Although the present study was designed to assess the integrity of object recognition, a ventral visual-stream process, it should be noted that deficits in visual processing in patients with schizophrenia are not likely confined to this pathway. Deficits in motion detection have also been reported
(52), as have deficits in regulation of smooth-pursuit eye movements
(53). Both sets of deficits are postulated to reflect dysfunction of the dorsal-stream visual pathway. We have recently observed selective deficits in magnocellular processing, suggesting dysfunction even at the level of the lateral geniculate nucleus or extrastriate cortex
(54). Thus, in addition to reflecting dysfunction within the lateral occipital complex, the deficit in perceptual closure may also reflect impaired information processing within earlier sensory regions.
The patients in the present study were recruited from outpatient and inpatient facilities. This permitted recruitment of schizophrenic patients with a wide range of positive, negative, and cognitive symptoms. A significant correlation was found between negative symptoms and level of fragmentation at object recognition. Studies of the information-processing correlates of positive and negative symptoms
(55) have found that patients with negative symptoms have elevated stimulus-recognition thresholds and deficits in the time-dependent processing of information. The present findings are consistent with this earlier work.
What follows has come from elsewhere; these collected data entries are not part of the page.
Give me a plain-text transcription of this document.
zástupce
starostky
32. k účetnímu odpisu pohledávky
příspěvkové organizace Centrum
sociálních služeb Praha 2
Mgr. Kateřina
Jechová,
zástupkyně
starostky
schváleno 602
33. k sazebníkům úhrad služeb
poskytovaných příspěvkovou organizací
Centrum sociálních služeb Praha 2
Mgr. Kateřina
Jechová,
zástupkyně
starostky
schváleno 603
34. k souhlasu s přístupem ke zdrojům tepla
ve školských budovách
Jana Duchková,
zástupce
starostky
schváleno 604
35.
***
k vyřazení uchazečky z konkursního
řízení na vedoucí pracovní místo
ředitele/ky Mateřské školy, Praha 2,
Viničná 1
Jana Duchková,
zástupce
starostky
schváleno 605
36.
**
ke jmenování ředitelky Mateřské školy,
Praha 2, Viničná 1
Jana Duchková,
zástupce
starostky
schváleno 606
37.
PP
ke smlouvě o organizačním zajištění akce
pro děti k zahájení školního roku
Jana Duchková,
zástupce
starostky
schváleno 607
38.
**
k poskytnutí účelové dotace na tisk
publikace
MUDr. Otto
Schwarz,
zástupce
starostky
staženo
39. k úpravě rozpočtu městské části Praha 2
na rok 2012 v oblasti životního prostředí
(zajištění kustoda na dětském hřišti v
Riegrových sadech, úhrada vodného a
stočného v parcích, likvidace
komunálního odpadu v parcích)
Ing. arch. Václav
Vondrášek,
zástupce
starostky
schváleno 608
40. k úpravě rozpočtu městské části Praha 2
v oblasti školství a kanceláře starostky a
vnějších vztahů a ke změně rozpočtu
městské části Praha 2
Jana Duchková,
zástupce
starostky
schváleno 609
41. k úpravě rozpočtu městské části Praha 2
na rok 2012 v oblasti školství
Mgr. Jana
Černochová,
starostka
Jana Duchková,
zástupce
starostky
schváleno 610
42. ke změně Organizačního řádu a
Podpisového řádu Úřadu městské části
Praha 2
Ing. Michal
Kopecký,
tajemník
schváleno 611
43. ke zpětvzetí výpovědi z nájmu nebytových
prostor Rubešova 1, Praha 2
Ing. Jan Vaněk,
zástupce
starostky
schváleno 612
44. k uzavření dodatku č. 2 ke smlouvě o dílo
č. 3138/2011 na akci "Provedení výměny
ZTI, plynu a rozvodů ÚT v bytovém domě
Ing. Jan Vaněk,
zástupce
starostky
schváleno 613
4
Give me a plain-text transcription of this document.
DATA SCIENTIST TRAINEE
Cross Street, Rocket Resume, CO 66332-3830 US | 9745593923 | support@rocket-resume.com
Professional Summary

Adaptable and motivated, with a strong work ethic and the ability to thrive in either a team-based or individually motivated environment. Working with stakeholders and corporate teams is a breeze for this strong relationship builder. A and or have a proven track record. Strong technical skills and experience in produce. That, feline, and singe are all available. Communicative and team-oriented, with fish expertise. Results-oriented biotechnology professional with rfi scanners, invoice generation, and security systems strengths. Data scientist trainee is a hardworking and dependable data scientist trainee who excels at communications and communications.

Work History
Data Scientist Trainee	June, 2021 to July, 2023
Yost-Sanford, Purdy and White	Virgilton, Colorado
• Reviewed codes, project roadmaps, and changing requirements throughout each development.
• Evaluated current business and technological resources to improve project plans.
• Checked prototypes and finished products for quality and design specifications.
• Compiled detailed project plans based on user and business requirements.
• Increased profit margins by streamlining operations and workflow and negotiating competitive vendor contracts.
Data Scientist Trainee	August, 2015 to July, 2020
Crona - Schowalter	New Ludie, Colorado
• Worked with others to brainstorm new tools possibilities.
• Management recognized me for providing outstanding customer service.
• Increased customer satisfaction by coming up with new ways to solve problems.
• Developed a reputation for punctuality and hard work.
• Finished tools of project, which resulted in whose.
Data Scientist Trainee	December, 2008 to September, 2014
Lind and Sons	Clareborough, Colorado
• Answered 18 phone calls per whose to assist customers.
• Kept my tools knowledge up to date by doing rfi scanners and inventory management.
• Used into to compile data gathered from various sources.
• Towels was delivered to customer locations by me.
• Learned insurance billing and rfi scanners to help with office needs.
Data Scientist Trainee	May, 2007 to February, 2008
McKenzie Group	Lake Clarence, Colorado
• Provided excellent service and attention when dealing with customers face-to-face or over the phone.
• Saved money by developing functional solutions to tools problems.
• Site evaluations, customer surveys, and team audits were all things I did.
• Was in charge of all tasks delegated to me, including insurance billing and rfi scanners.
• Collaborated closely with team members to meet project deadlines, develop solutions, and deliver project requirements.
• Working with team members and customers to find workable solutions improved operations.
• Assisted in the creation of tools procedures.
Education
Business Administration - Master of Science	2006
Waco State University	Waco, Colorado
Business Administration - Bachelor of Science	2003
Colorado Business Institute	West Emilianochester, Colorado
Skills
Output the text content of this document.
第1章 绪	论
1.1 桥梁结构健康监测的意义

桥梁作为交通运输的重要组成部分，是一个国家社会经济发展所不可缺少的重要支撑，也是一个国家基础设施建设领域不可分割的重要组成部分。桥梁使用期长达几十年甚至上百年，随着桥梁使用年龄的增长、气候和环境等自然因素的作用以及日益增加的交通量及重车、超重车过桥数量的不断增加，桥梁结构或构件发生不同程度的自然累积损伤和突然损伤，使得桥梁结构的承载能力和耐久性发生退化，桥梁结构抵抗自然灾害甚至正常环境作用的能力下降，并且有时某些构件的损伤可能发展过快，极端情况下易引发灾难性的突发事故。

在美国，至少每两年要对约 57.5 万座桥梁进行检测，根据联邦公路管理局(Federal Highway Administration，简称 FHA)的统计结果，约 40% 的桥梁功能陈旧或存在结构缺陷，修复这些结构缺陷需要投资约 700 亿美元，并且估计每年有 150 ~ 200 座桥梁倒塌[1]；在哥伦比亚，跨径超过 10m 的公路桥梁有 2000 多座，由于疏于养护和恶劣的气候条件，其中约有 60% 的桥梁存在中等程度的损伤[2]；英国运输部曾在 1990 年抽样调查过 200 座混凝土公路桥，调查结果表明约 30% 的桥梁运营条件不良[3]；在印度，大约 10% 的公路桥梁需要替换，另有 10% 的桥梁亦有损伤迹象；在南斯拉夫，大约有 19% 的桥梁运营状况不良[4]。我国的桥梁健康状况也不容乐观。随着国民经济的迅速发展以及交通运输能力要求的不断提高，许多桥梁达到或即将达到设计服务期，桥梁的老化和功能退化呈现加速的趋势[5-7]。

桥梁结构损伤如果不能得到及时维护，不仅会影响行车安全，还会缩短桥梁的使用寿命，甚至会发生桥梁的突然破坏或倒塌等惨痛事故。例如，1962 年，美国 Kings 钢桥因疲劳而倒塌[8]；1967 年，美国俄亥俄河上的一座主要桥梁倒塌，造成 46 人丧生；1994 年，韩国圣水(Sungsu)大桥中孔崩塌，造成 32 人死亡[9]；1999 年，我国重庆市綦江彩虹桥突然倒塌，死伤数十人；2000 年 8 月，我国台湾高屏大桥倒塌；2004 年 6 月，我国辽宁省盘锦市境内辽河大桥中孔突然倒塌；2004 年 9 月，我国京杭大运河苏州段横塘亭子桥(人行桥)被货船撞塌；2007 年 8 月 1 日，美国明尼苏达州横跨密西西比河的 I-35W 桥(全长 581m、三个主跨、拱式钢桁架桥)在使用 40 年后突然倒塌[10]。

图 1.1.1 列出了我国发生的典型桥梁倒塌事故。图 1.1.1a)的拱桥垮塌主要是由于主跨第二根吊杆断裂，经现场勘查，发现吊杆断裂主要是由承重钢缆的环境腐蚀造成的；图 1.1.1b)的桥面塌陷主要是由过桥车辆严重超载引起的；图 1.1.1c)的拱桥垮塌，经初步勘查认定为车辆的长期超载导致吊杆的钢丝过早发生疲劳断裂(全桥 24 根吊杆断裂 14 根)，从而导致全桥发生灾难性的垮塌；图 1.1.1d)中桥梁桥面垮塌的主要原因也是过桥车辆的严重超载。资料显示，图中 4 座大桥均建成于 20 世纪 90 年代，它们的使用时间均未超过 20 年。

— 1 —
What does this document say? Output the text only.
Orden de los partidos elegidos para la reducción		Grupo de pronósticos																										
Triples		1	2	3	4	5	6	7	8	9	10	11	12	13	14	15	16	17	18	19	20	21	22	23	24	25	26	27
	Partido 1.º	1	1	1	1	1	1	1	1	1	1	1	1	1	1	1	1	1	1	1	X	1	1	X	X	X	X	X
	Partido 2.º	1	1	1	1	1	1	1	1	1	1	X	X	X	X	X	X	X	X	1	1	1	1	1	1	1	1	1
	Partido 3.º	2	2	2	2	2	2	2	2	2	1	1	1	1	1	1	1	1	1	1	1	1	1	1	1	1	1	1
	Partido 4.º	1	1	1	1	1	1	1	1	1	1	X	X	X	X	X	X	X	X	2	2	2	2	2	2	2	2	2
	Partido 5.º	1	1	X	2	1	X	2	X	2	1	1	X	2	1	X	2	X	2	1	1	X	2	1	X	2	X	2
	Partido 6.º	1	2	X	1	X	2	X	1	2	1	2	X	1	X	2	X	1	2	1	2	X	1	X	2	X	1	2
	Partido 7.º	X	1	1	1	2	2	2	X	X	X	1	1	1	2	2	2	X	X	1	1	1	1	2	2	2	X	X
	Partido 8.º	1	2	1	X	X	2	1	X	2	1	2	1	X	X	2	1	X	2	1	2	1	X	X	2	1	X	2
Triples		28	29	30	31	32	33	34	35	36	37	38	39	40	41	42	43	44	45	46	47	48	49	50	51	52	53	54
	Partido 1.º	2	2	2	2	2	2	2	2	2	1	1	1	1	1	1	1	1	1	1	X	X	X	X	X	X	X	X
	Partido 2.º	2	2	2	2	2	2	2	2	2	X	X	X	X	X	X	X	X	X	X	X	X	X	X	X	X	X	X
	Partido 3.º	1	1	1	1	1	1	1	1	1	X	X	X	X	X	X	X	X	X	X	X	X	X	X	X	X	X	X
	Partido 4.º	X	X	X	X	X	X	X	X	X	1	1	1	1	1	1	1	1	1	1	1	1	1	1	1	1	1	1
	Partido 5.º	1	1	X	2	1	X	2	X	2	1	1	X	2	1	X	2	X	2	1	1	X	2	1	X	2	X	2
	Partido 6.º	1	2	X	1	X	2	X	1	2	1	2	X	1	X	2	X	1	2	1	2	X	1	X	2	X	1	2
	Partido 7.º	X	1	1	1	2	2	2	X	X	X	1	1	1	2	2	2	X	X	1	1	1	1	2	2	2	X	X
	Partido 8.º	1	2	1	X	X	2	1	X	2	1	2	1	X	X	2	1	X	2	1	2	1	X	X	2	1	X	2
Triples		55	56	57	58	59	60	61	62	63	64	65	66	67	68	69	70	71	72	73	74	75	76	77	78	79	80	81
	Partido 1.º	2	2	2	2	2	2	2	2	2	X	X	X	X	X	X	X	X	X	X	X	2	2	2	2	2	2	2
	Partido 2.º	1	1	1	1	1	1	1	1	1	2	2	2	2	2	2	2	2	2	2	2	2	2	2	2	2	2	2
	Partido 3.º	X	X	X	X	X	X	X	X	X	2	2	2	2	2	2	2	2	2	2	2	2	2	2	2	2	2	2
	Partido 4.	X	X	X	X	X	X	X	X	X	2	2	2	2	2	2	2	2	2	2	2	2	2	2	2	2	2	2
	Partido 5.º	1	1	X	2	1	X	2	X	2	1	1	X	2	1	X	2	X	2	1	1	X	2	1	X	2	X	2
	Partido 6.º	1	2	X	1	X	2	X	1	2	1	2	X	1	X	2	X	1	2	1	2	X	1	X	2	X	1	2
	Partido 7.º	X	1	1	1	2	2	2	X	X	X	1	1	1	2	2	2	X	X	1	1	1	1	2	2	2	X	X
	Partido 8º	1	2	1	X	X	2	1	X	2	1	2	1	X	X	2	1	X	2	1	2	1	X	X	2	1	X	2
Many real-world stimuli to which individuals are exposed are observed in fragmentary form. Perceptual closure permits relatively automatic identification of such objects (e.g., “a cat behind venetian blinds”). The correlation between the deficit in perceptual closure and the negative symptom score suggests that patients with negative symptoms may navigate a world that is form-impoverished and that the absence of salient forms may directly contribute to such diagnostic features as a lack of interest in the environment. The correlation may also reflect operation of a common mediating variable. For example, dysfunction of
N-methyl-
d-aspartate (NMDA) receptors is postulated to play a key role in the mediation of negative symptoms
(56). Furthermore, these receptors contribute significantly to the development of feature-detection circuits within visual sensory regions
(57). NMDA receptor dysfunction could thus contribute to both symptoms and information-processing aspects of the disorder.
A limitation of the present study is that all of the patients with schizophrenia were receiving medication at the time of testing
(58). However, there was no significant correlation between neuroleptic dose and performance. Furthermore, antipsychotic effects would not explain the finding of preserved higher-order processing despite impaired perceptual closure within the patient group. Because dopamine is an important neurotransmitter in the retina
(59,
60), the possibility that endogenous dopamine deficiency contributes to the observed deficit in perceptual closure must be considered
(61). It has been shown, however, that visual acuity is unaffected by the dopamine-blocking antipsychotic haloperidol
(62). Furthermore, the recognition of objects in fragmented pictures has been found to be unimpaired in patients with Parkinson’s disease, which is characterized by a deficiency of dopamine
(35). Hence, it is unlikely that the effects of antipsychotic dopamine blockers can account for the deficit in perceptual closure observed in the present study.